Photo issue du site de l'Assemblée nationale ou de WikipediaJean-Marie Morisset :

Depuis le début de la discussion générale, les intervenants ont tous évoqué la situation difficile de nos agriculteurs, chacun dans leur territoire, chacun dans leur filière, compte tenu de la chute exceptionnelle de leurs revenus.

Il est vrai que, depuis la dernière loi d'orientation, le monde agricole a connu en quelques années des bouleversements importants. C'est donc dans un contexte particulièrement difficile que vous nous avez proposé, monsieur le ministre, à l'automne dernier, un grand débat sur l'agriculture. Celui-ci a permis de constater que le fonctionnement de l'économie agricole était gravement perturbé. Les agriculteurs n'ont plus de visibilité, plus de repères, tant les prix varient d'une campagne à l'autre. Ils ont peu de pouvoir, face à l'aval des filières, pour influer sur les cours malgré les efforts qu'ils font pour s'organiser. Ils sont de plus en plus exposés à la concurrence internationale, les marchés étant désormais guidés par les prix mondiaux.

Ce projet de loi doit donc être l'occasion d'accompagner notre agriculture pour l'aider à passer ce cap difficile et la préparer à relever les échéances des prochaines années.

Chacun le sait, l'agriculture ne peut plus fonctionner selon ses anciens schémas, car les défis à relever sont nombreux. Il faut accroître le lien entre production, alimentation, nutrition et santé, mieux tenir compte de l'environnement dans les modes de production, gérer l'accroissement des risques tels que les aléas climatiques ou la recrudescence des menaces sanitaires, faire face à la forte instabilité des marchés et contenir la diminution régulière de l'espace rural.

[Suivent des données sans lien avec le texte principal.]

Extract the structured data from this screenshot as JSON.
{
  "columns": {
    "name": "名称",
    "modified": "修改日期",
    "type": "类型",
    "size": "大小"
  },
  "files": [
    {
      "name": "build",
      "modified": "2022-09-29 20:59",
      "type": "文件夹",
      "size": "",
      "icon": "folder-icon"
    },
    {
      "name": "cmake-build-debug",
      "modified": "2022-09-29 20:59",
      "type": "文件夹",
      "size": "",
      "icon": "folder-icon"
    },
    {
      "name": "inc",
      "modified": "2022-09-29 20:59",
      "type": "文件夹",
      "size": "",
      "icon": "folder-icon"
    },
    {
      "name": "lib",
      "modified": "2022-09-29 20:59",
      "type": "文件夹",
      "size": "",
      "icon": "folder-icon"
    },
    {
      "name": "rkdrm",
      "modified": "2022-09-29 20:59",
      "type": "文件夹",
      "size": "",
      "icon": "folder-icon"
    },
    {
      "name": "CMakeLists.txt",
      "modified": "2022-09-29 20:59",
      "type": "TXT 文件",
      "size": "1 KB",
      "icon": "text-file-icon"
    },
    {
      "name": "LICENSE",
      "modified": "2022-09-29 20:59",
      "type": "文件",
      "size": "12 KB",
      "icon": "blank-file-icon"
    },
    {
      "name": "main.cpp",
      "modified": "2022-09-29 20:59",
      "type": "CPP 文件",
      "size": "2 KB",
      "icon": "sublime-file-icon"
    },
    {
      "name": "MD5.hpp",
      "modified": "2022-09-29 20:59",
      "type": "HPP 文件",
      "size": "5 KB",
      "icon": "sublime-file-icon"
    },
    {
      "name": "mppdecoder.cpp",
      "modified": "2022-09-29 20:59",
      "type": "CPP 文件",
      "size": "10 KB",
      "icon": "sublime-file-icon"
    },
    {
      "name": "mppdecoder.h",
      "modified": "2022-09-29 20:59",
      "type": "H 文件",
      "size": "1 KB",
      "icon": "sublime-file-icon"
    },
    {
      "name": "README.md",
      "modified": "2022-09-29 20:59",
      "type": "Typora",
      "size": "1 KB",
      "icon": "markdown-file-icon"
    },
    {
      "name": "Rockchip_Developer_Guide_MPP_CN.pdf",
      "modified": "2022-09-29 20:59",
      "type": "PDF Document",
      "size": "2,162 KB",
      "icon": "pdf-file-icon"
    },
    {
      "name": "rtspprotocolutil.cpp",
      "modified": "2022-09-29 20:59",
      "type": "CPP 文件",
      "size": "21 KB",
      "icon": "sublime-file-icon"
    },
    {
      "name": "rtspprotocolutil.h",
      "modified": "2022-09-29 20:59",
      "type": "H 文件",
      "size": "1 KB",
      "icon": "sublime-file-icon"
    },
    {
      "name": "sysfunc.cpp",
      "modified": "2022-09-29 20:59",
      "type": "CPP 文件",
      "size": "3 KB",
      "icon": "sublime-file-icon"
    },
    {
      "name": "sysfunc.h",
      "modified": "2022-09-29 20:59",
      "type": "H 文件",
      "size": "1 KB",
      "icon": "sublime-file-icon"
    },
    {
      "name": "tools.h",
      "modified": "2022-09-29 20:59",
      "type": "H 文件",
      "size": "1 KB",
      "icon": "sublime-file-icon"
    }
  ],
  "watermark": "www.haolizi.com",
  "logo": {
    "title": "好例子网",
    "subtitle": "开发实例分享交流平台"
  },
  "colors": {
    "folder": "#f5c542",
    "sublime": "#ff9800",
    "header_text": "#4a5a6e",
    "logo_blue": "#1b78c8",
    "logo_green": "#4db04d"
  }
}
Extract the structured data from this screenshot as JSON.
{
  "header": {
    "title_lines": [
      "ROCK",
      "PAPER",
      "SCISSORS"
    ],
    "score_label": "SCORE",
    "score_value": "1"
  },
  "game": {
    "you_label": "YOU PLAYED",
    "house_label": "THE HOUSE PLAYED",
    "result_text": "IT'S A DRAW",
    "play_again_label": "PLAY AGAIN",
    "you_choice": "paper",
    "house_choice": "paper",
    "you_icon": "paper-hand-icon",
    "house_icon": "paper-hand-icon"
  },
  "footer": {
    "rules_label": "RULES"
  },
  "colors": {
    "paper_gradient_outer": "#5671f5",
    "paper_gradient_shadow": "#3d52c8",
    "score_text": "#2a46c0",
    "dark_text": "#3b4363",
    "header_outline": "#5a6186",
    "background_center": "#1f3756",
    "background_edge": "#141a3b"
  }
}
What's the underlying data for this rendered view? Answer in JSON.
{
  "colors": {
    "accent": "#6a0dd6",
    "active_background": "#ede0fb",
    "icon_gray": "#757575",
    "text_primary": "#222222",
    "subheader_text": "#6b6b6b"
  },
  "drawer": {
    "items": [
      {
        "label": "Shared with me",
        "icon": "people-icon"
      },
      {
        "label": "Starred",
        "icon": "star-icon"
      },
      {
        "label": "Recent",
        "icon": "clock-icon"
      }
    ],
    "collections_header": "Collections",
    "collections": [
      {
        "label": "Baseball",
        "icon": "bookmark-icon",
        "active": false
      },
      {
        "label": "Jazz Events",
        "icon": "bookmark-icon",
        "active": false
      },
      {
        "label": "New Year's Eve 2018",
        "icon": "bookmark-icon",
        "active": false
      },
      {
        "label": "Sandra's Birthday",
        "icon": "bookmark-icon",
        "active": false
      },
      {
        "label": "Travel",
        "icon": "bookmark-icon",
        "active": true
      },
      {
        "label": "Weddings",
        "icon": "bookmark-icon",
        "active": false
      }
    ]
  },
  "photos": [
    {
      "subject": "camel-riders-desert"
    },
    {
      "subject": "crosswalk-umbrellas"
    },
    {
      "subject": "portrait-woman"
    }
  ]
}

Dans ce projet de loi, monsieur le ministre, vous vous êtes donné deux objectifs : répondre à court terme à l'urgence de la crise agricole et préparer à moyen terme notre agriculture aux changements prévisibles de la politique agricole commune après 2013. À cette fin, vous proposez de nouveaux outils pour mieux organiser, mieux réguler, mieux orienter la politique agricole. Vous souhaitez, par la contractualisation, organiser les rapports entre producteurs, transformateurs et distributeurs.

Cette orientation est une bonne chose pour les agriculteurs, à condition toutefois qu'elle soit bien expliquée, et bien comprise par les intéressés. Il est vrai que la contractualisation cristallise parfois les peurs, lesquelles ne sont pas sans rappeler celles suscitées il y a vingt-cinq ans par la mise en place des quotas laitiers.

La contractualisation ne doit pas faire peur, dès lors que les relations commerciales entre producteurs et transformateurs sont bien formalisées. Il faudra toutefois veiller à ce qu'elle ne donne pas tous les pouvoirs aux industriels, sans garantie de prix rémunérateurs pour les producteurs. Des garde-fous seront donc indispensables pour parvenir à un rapport de forces équilibré entre producteurs, transformateurs et distributeurs. La contractualisation doit donner plus de visibilité aux investisseurs et assurer un minimum de rentabilité aux producteurs. Elle doit aussi permettre de maintenir une production sur tout le territoire national.

Il est vrai que tout reste à faire, monsieur le ministre. C'est un chantier complexe qui va se mettre en place. Vous le savez, les contrats seuls ne feront pas tout. Pour être efficaces et crédibles, ils ne devront pas se limiter au seul territoire national. Ils devront s'appuyer sur une régulation des marchés à l'échelle européenne pour stabiliser les prix et permettre de réagir en cas de crise. Vous avez engagé la démarche auprès de la Commission européenne et je sais que vous défendrez avec beaucoup d'énergie la position de la France.

Pour réussir et pour permettre aux agriculteurs de vivre correctement de leur métier, il sera impératif de prendre aussi en considération les autres priorités maintes fois évoquées par le monde agricole.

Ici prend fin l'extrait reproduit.